When considering PSIs in prehospital care, it is important that systems are implemented to accurately capture the prevalence and associated harm caused by these incidents, given the potential impact on patients. It is not clear from this review whether incident reporting systems or, instead, processes involving record review, result in a more accurate capture of PSI data.

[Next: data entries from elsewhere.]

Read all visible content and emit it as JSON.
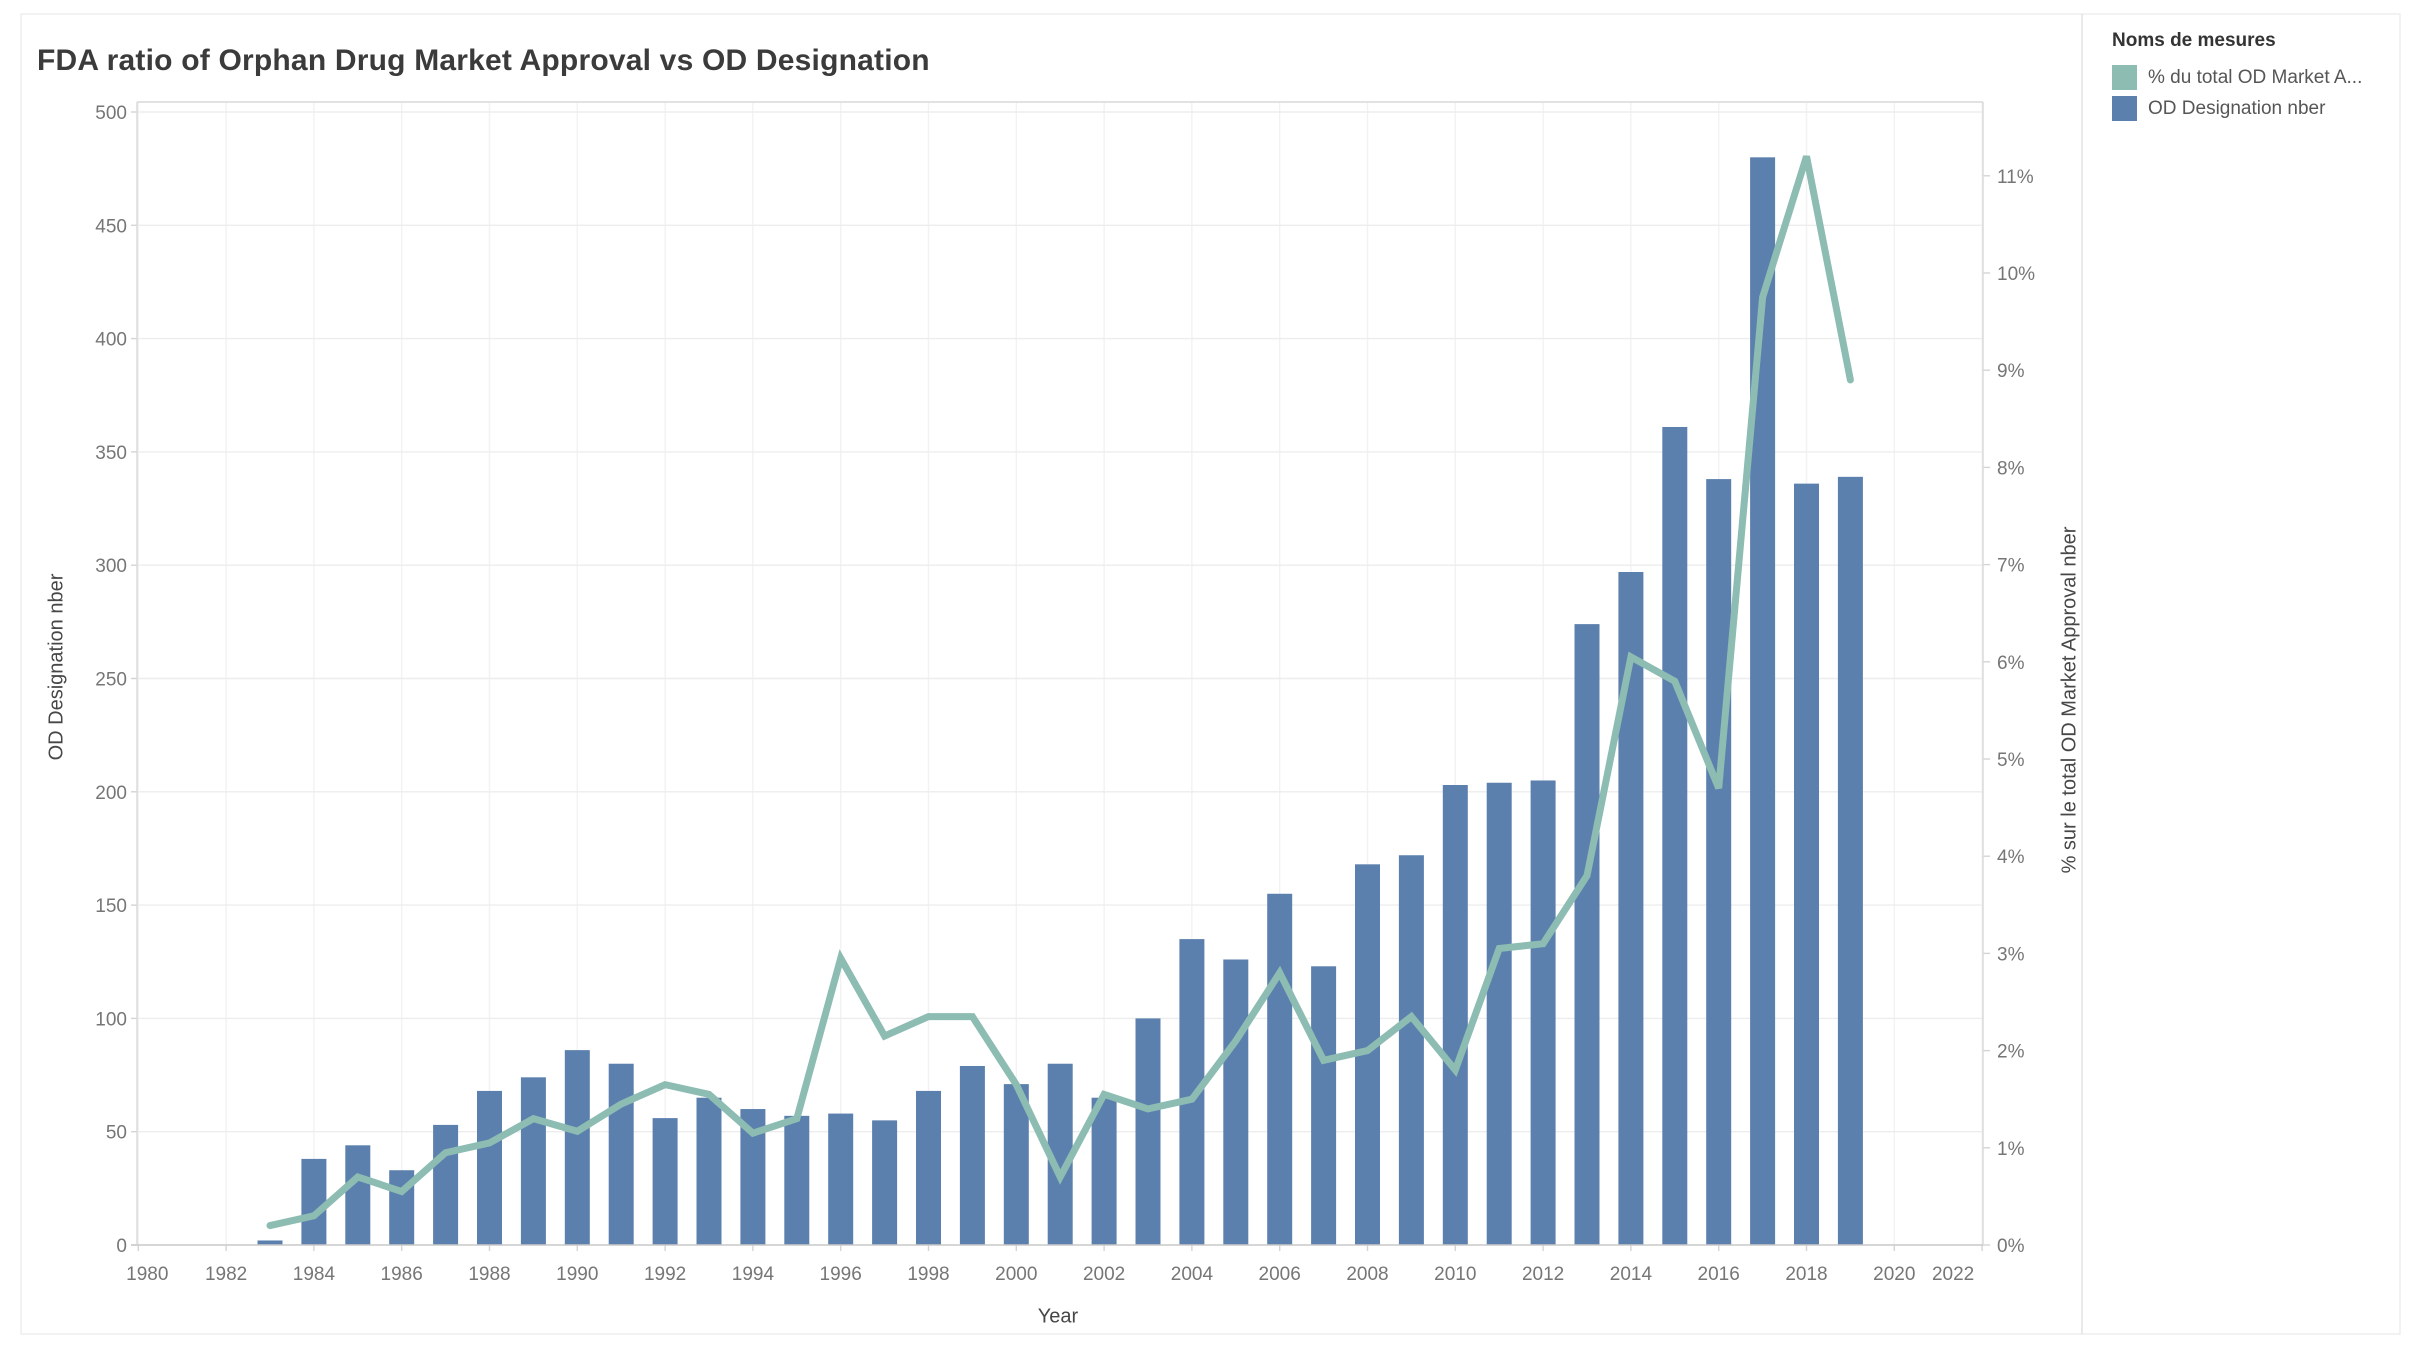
{
  "title": "FDA ratio of Orphan Drug Market Approval vs OD Designation",
  "legend": {
    "title": "Noms de mesures",
    "items": [
      {
        "label": "% du total OD Market A...",
        "color": "#8cbcb2"
      },
      {
        "label": "OD Designation nber",
        "color": "#5c80ad"
      }
    ]
  },
  "chart_data": {
    "type": "combo-bar-line",
    "title": "FDA ratio of Orphan Drug Market Approval vs OD Designation",
    "xlabel": "Year",
    "ylabel_left": "OD Designation nber",
    "ylabel_right": "% sur le total OD Market Approval nber",
    "x": [
      1983,
      1984,
      1985,
      1986,
      1987,
      1988,
      1989,
      1990,
      1991,
      1992,
      1993,
      1994,
      1995,
      1996,
      1997,
      1998,
      1999,
      2000,
      2001,
      2002,
      2003,
      2004,
      2005,
      2006,
      2007,
      2008,
      2009,
      2010,
      2011,
      2012,
      2013,
      2014,
      2015,
      2016,
      2017,
      2018,
      2019
    ],
    "series": [
      {
        "name": "OD Designation nber",
        "type": "bar",
        "axis": "left",
        "color": "#5c80ad",
        "values": [
          2,
          38,
          44,
          33,
          53,
          68,
          74,
          86,
          80,
          56,
          65,
          60,
          57,
          58,
          55,
          68,
          79,
          71,
          80,
          65,
          100,
          135,
          126,
          155,
          123,
          168,
          172,
          203,
          204,
          205,
          274,
          297,
          361,
          338,
          480,
          336,
          339
        ]
      },
      {
        "name": "% du total OD Market Approval nber",
        "type": "line",
        "axis": "right",
        "color": "#8cbcb2",
        "values": [
          0.2,
          0.3,
          0.7,
          0.55,
          0.95,
          1.05,
          1.3,
          1.17,
          1.45,
          1.65,
          1.55,
          1.15,
          1.3,
          2.95,
          2.15,
          2.35,
          2.35,
          1.65,
          0.7,
          1.55,
          1.4,
          1.5,
          2.1,
          2.8,
          1.9,
          2.0,
          2.35,
          1.8,
          3.05,
          3.1,
          3.8,
          6.05,
          5.8,
          4.7,
          9.75,
          11.2,
          8.9
        ]
      }
    ],
    "ylim_left": [
      0,
      500
    ],
    "ylim_right_pct": [
      0,
      11.7
    ],
    "left_ticks": [
      0,
      50,
      100,
      150,
      200,
      250,
      300,
      350,
      400,
      450,
      500
    ],
    "right_tick_labels": [
      "0%",
      "1%",
      "2%",
      "3%",
      "4%",
      "5%",
      "6%",
      "7%",
      "8%",
      "9%",
      "10%",
      "11%"
    ],
    "x_ticks": [
      1980,
      1982,
      1984,
      1986,
      1988,
      1990,
      1992,
      1994,
      1996,
      1998,
      2000,
      2002,
      2004,
      2006,
      2008,
      2010,
      2012,
      2014,
      2016,
      2018,
      2020,
      2022
    ],
    "grid": true,
    "legend_position": "top-right"
  }
}
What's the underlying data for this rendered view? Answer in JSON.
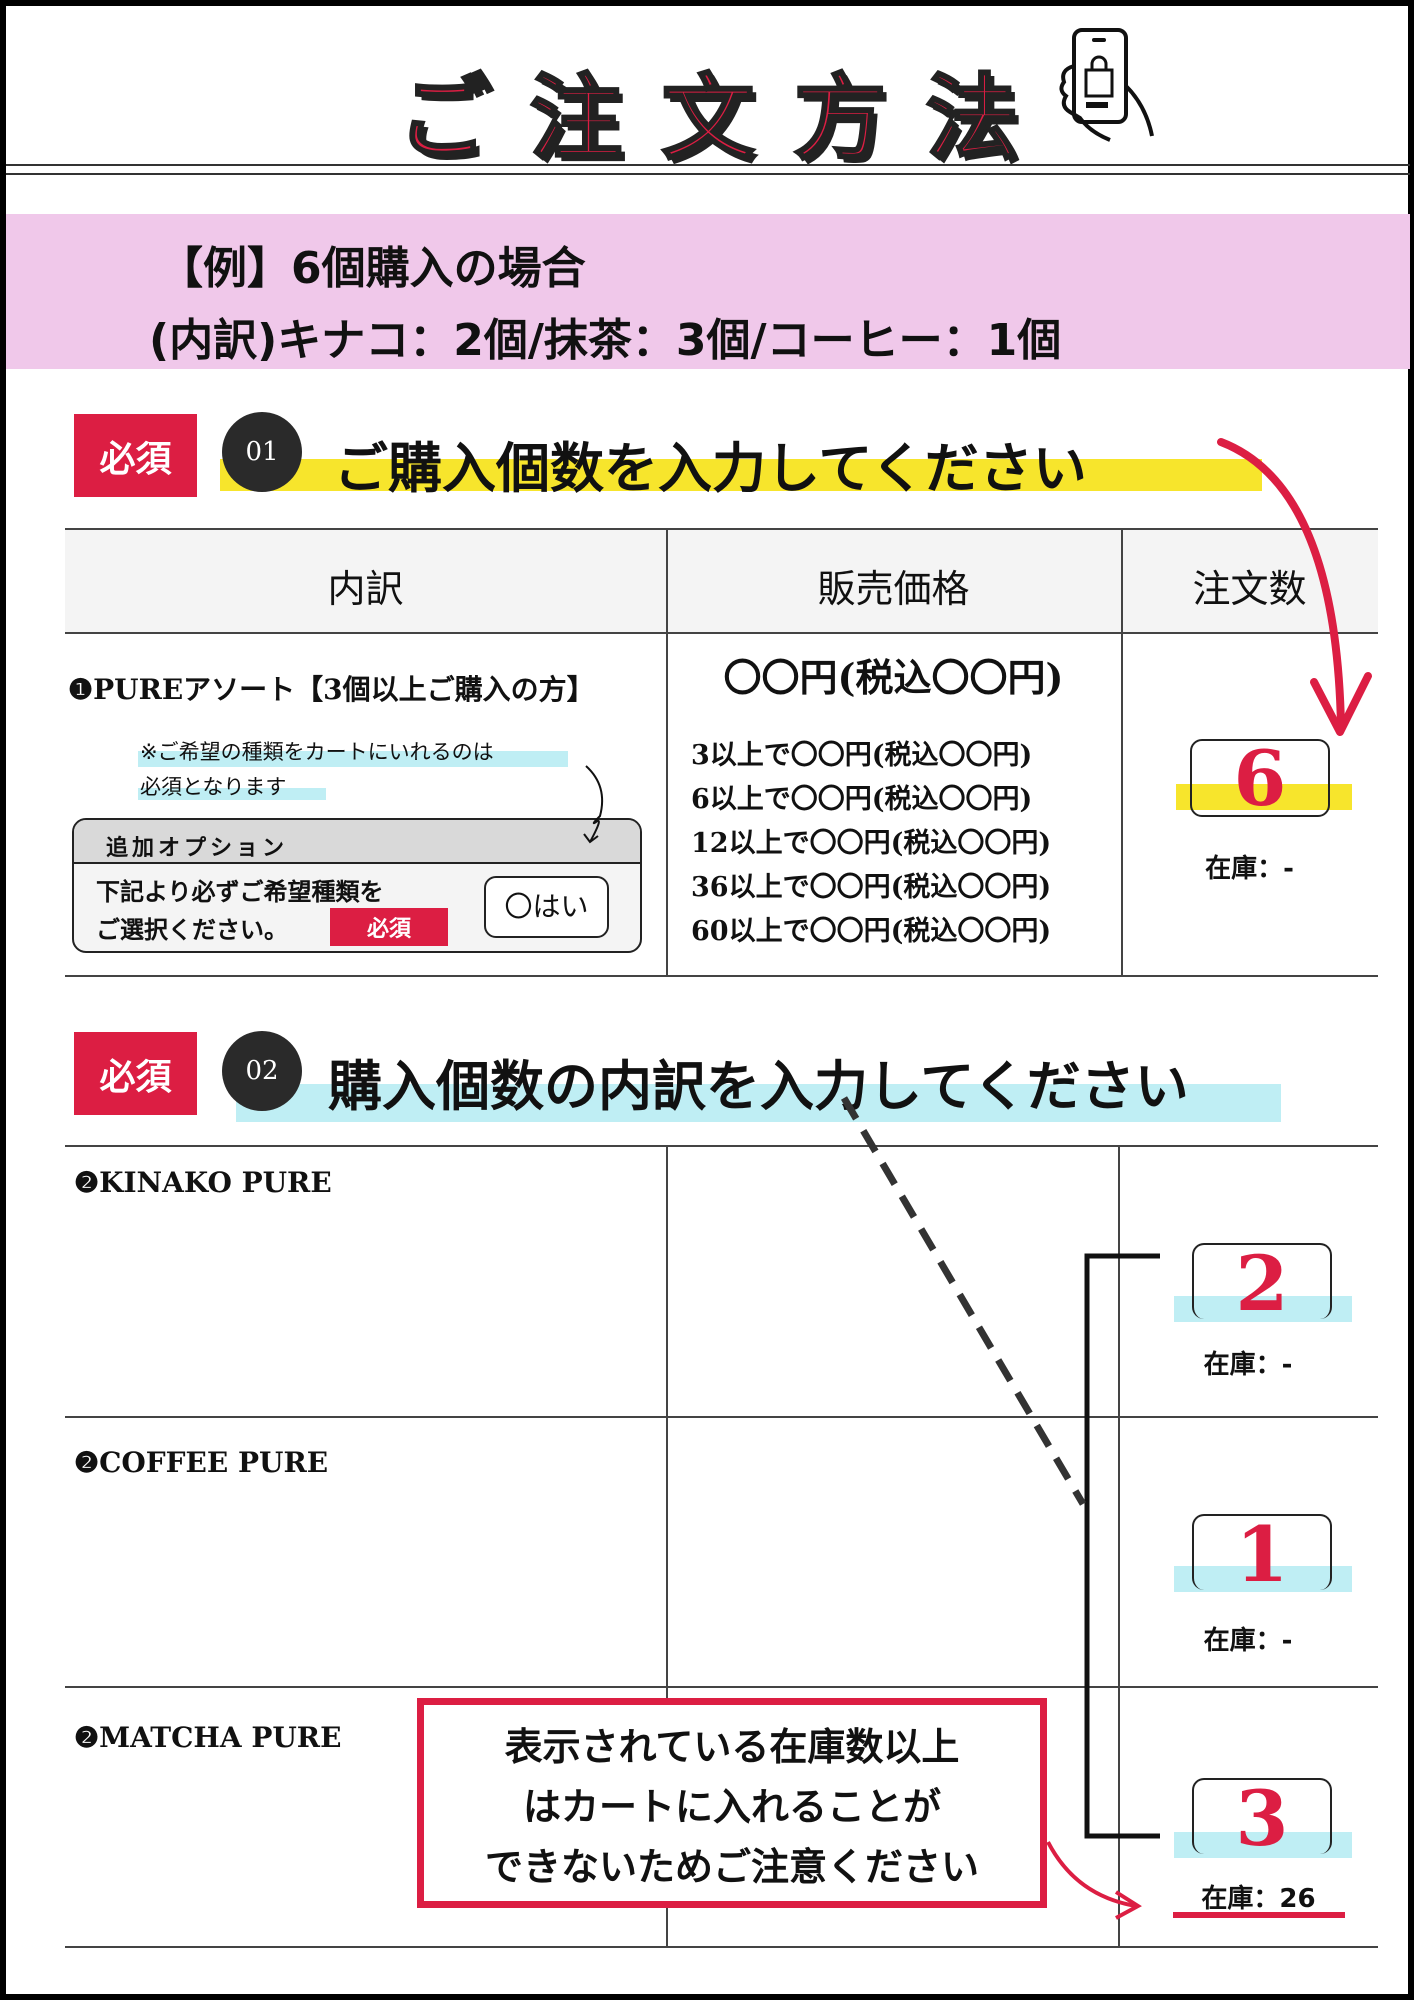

Including a focus on the preventability of PSIs identified through current systems for capturing PSI information, may be beneficial for then implementing strategies to prevent further similar incidents from occurring.
A further review of the literature, using more robust methods, including more appropriate combining of data, would likely be beneficial to obtain a more accurate and thorough understanding of PSIs in the prehospital setting. Additionally, further research into the topic of prehospital PSIs is needed. This should include: examining what system works best to most accurately identify PSIs; the harm associated with PSIs; and the preventability of PSIs in this setting. This research is needed to be able to make further recommendations for ambulance service practice on this topic.